A Missouri Sheriff’s Department is giving middle schoolers the chance to learn about law enforcement by hosting a junior police academy this summer.
The academy is part of the law enforcement career path program in the North Kansas City School District.
Thirty students from the district took part in the week-long program to learn about the profession.
Clay County Sheriff’s Department deputies recently spoke about the summer program on Fox and Friends.
Clay County Deputy Sheperd Owens and Corporal Guy McCulley said the goal is to foster relationships with young people in the community while encouraging them to consider a career in law enforcement.
“We try to make it a point to show them that there’s a different side than what’s shown about us every day,” McCulley said.
The officers credited the academy to its strong partnership with the North Kansas City School District.

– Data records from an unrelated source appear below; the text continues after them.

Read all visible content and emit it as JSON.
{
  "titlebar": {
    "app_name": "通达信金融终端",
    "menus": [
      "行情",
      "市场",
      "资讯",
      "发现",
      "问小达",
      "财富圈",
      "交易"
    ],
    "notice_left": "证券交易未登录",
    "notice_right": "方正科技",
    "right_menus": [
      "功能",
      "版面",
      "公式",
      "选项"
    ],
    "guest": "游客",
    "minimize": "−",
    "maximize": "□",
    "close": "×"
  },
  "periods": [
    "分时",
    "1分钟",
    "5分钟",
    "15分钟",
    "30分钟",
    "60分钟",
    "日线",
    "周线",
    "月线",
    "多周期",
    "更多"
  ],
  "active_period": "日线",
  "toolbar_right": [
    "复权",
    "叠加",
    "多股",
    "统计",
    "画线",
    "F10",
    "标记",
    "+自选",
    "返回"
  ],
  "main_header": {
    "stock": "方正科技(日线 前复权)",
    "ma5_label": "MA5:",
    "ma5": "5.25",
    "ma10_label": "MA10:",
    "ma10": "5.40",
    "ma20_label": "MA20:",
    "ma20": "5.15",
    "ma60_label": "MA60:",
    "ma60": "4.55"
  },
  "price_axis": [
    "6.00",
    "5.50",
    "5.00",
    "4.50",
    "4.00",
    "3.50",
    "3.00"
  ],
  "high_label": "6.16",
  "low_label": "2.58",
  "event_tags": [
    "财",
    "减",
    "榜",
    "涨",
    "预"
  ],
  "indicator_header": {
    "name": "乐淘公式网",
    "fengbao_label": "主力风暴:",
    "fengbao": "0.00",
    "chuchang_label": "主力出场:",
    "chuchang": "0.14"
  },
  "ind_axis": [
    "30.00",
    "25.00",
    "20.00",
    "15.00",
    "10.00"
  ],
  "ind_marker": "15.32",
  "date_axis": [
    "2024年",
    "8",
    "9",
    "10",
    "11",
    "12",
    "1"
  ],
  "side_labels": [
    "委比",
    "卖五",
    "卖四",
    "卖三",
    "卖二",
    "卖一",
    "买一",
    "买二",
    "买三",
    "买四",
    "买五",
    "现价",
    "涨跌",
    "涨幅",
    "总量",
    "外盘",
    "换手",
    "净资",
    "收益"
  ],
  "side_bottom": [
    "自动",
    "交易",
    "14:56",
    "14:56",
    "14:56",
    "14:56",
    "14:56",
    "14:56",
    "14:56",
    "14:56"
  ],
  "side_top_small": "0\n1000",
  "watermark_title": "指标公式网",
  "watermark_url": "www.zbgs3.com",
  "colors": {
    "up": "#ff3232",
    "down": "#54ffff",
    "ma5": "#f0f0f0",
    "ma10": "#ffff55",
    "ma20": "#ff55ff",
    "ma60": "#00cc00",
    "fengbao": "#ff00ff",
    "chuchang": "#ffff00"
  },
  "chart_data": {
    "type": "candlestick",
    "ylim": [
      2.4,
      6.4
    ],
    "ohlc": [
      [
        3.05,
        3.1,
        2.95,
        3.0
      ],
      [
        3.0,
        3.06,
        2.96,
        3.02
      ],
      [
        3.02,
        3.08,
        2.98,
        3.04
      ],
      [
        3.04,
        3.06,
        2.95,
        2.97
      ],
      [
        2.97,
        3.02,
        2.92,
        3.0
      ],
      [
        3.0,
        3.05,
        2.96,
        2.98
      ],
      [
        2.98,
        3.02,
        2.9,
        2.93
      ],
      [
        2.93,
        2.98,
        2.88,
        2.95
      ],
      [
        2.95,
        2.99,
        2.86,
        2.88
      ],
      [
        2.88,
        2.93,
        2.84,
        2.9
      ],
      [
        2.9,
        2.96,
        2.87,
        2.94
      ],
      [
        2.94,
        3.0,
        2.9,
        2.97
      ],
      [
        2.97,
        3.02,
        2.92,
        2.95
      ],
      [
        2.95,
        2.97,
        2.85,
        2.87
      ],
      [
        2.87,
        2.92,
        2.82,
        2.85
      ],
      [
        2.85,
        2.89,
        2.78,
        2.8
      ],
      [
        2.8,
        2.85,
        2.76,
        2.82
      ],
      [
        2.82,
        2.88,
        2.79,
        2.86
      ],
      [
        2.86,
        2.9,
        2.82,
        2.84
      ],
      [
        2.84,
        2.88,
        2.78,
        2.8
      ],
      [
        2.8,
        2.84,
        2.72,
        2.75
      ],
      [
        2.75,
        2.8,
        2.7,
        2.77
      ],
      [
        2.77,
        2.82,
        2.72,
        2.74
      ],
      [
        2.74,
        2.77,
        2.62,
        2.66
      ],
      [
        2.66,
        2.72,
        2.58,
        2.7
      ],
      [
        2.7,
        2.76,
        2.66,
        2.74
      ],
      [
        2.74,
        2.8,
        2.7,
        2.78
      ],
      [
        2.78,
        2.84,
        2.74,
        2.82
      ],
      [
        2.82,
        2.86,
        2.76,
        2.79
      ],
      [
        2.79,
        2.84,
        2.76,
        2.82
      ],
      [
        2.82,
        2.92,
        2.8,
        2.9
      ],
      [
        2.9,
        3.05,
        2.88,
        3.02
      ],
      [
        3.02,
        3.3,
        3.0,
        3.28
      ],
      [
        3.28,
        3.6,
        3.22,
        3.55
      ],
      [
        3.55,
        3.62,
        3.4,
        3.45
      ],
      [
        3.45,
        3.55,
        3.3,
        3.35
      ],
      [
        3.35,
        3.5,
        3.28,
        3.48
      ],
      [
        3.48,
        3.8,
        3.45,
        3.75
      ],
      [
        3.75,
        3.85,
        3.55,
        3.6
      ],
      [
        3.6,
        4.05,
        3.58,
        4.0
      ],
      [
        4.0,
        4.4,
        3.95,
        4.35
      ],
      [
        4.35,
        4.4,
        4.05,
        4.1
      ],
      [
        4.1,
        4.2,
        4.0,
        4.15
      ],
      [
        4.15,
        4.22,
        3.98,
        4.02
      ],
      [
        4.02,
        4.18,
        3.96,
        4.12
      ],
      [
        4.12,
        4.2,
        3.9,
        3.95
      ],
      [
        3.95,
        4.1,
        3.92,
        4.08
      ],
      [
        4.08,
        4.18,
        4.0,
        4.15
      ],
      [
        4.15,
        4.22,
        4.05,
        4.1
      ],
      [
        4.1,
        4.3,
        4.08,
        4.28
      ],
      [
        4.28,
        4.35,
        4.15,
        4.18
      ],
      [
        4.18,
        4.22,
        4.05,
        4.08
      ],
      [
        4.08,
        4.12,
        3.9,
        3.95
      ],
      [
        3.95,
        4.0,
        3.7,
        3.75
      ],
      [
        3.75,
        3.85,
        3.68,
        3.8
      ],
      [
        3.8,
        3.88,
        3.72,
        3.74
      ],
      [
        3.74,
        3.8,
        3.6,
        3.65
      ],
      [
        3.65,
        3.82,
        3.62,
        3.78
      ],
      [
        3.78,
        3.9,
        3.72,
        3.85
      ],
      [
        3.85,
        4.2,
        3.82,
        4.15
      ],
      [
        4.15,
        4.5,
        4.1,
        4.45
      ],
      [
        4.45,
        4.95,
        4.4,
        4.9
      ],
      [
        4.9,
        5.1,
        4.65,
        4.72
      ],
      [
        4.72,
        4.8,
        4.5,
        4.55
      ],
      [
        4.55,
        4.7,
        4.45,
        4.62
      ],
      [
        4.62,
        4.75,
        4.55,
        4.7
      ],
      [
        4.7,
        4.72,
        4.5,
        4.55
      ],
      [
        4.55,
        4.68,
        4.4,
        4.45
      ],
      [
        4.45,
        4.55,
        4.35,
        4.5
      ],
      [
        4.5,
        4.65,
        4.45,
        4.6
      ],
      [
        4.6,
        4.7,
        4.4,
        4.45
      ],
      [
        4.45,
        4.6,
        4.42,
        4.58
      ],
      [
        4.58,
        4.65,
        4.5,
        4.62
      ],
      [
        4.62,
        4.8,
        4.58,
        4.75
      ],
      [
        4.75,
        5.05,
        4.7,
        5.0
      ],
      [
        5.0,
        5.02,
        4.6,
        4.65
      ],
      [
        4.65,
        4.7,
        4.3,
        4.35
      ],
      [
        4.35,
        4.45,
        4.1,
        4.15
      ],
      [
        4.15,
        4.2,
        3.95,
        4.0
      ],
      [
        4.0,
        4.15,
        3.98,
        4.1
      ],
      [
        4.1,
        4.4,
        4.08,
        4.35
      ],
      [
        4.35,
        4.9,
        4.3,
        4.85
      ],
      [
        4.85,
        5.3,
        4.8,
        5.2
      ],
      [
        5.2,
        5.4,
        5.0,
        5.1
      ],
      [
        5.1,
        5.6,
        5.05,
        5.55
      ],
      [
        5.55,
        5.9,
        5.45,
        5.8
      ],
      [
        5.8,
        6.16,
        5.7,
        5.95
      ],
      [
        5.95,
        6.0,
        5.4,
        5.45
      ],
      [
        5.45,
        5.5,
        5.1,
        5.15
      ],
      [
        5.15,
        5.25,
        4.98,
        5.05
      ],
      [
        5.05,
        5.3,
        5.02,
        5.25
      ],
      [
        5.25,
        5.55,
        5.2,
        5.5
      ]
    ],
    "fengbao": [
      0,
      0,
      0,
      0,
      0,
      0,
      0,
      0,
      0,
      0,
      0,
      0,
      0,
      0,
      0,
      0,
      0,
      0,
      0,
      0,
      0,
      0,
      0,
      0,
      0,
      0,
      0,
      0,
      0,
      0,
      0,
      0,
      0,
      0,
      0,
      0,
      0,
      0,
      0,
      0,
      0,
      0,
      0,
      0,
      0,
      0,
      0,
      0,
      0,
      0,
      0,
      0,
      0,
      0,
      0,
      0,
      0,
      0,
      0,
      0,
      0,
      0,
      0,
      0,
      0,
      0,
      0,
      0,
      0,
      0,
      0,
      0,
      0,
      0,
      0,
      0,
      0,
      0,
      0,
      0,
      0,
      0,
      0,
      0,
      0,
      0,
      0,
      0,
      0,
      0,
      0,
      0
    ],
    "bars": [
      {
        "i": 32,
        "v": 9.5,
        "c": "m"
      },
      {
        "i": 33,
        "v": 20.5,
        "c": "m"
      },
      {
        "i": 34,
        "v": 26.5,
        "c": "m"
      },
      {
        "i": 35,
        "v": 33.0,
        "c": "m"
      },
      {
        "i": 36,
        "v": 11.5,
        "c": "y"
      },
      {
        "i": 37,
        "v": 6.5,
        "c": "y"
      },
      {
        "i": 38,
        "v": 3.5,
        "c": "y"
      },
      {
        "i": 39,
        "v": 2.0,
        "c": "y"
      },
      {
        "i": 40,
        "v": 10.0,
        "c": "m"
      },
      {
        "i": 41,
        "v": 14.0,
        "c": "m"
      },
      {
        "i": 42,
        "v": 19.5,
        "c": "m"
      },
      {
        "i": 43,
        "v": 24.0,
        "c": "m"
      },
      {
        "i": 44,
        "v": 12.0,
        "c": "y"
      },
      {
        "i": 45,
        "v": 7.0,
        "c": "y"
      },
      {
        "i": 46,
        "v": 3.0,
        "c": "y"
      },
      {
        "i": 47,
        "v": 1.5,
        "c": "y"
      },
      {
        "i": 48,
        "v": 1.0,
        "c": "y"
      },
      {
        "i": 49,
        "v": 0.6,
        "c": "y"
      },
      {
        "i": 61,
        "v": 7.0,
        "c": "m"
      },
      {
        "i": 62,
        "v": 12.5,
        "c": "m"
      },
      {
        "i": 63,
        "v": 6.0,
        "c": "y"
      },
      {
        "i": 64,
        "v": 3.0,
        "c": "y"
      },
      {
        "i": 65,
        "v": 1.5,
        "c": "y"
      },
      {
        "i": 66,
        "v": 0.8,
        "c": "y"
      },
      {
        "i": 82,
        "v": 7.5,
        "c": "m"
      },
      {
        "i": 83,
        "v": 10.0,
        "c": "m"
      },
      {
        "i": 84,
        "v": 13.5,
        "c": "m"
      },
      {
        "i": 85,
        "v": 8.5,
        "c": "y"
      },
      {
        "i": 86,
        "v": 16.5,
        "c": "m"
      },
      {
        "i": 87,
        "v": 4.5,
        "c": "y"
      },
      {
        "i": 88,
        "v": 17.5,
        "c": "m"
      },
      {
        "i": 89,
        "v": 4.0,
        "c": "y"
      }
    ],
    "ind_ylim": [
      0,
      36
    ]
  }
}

“We have a great partnership with the North Kansas City School District, so with their help, we were able to change a lot of perspective [sic] on us and get involved in the community a lot,” McCully said. “It’s helped us a lot.”
For 8th graders Damien Perez and Alaya Owens, the academy was a great opportunity to learn about law enforcement.
“I learned a lot of hands-on activities like how to do a felony stop, a lot of car stops. We also learned about how to write reports and a lot of other things,” Perez said.
Owens, whose uncle is a police officer, said she joined the academy because she wants to be an officer when she grows up.
“I really want to help people,” she said.
“There’s a lot to learn. It’s a lot to get into, but it’s really cool.”
Her favorite part was getting to meet the police K-9s.
Owens was happy to show kids that police officers are human beings, too.
“Any opportunity that we can go out there and make a difference and show people what we’re truly here for and erase some of those stigmas that have been placed on us, [it’s] always a good thing,” Owens said.